My efforts on this team focused on simulating external systems where I developed 3 new models and maintained several others. The general workflow for developing a new model involved consulting interface documentation, flight recordings, and subject matter experts to determine message flows for specified behaviors. Then emulating the proper 1553 message traffic in response to both environmental stimuli and message commands from the OFP. An interesting balance in this role involved finding the true operational behavior of a system to provide an accurate validation tool instead of simply trusting what the OFP expects.

I would like to highlight three things that make me proud from my time on this team. First was implementing unit testing. The VOID simulator is a mature project that has been in development for decades. Despite this, and the pressure to do so, no previous developer had successfully deployed a single unit test. I began writing unit tests using GoogleTest and integration tests for the new simulation models I developed.

Second, I noticed that multiple simulation teams were duplicating significant amounts of effort be developing the same simulation models independently. Seeing this problem and the opportunity for inter-team collaboration, I led an effort to create an implementation agnostic framework to make core simulation modules valuable for any team. In this framework, I standardized an interface that abstracted simulator specific behaviors, such as 1553 traffic, pilot vehicle interface (PVI) or external physical stimuli.
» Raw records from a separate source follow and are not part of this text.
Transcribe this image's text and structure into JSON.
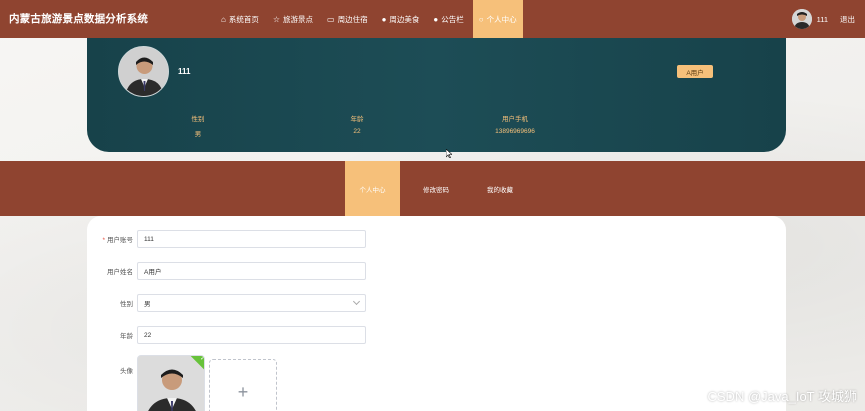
{
  "app": {
    "title": "内蒙古旅游景点数据分析系统"
  },
  "nav": [
    {
      "label": "系统首页",
      "icon": "home-icon"
    },
    {
      "label": "旅游景点",
      "icon": "star-icon"
    },
    {
      "label": "周边住宿",
      "icon": "bag-icon"
    },
    {
      "label": "周边美食",
      "icon": "info-icon"
    },
    {
      "label": "公告栏",
      "icon": "info-icon"
    },
    {
      "label": "个人中心",
      "icon": "chat-icon",
      "active": true
    }
  ],
  "user": {
    "name": "111",
    "logout": "退出"
  },
  "profile": {
    "name": "111",
    "role": "A用户",
    "stats": [
      {
        "label": "性别",
        "value": "男"
      },
      {
        "label": "年龄",
        "value": "22"
      },
      {
        "label": "用户手机",
        "value": "13896969696"
      }
    ]
  },
  "tabs": [
    {
      "label": "个人中心",
      "active": true
    },
    {
      "label": "修改密码"
    },
    {
      "label": "我的收藏"
    }
  ],
  "form": {
    "fields": [
      {
        "label": "用户账号",
        "value": "111",
        "required": true
      },
      {
        "label": "用户姓名",
        "value": "A用户"
      },
      {
        "label": "性别",
        "value": "男",
        "type": "select"
      },
      {
        "label": "年龄",
        "value": "22"
      }
    ],
    "avatar_label": "头像",
    "upload_plus": "+"
  },
  "watermark": "CSDN @Java_IoT 攻城狮",
  "colors": {
    "primary": "#8f4430",
    "accent": "#f6c07a",
    "card": "#1d4d56"
  }
}
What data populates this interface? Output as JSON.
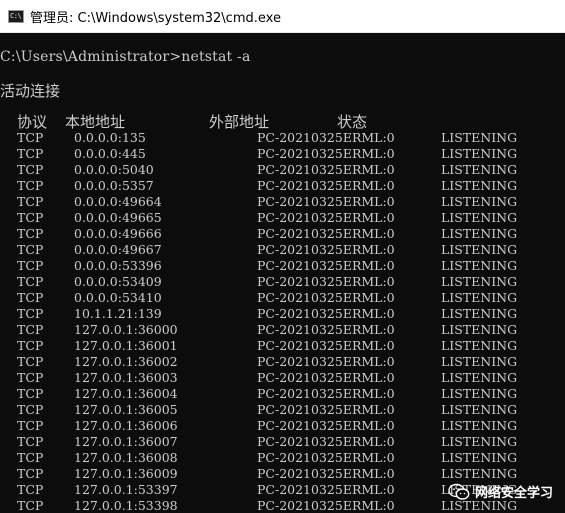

A final highlight in this time was to improve several modules in the VOID simulation core. The core simulator ran on multiple low resource compute boards running a real time operating system (RTOS) that were of similar architecture to the aircraft Line Replaceable Units (LRUs). These boards were overloaded with all simulation activity and were beginning to perform poorly, when only the OFP code needed to be run on them. I developed a tool to synchronize the mux state between multiple machines using Redis such that a majority of the simulation modules could be offloaded from the boards. I validated this tool using a suite of stress tests and used it in two external models.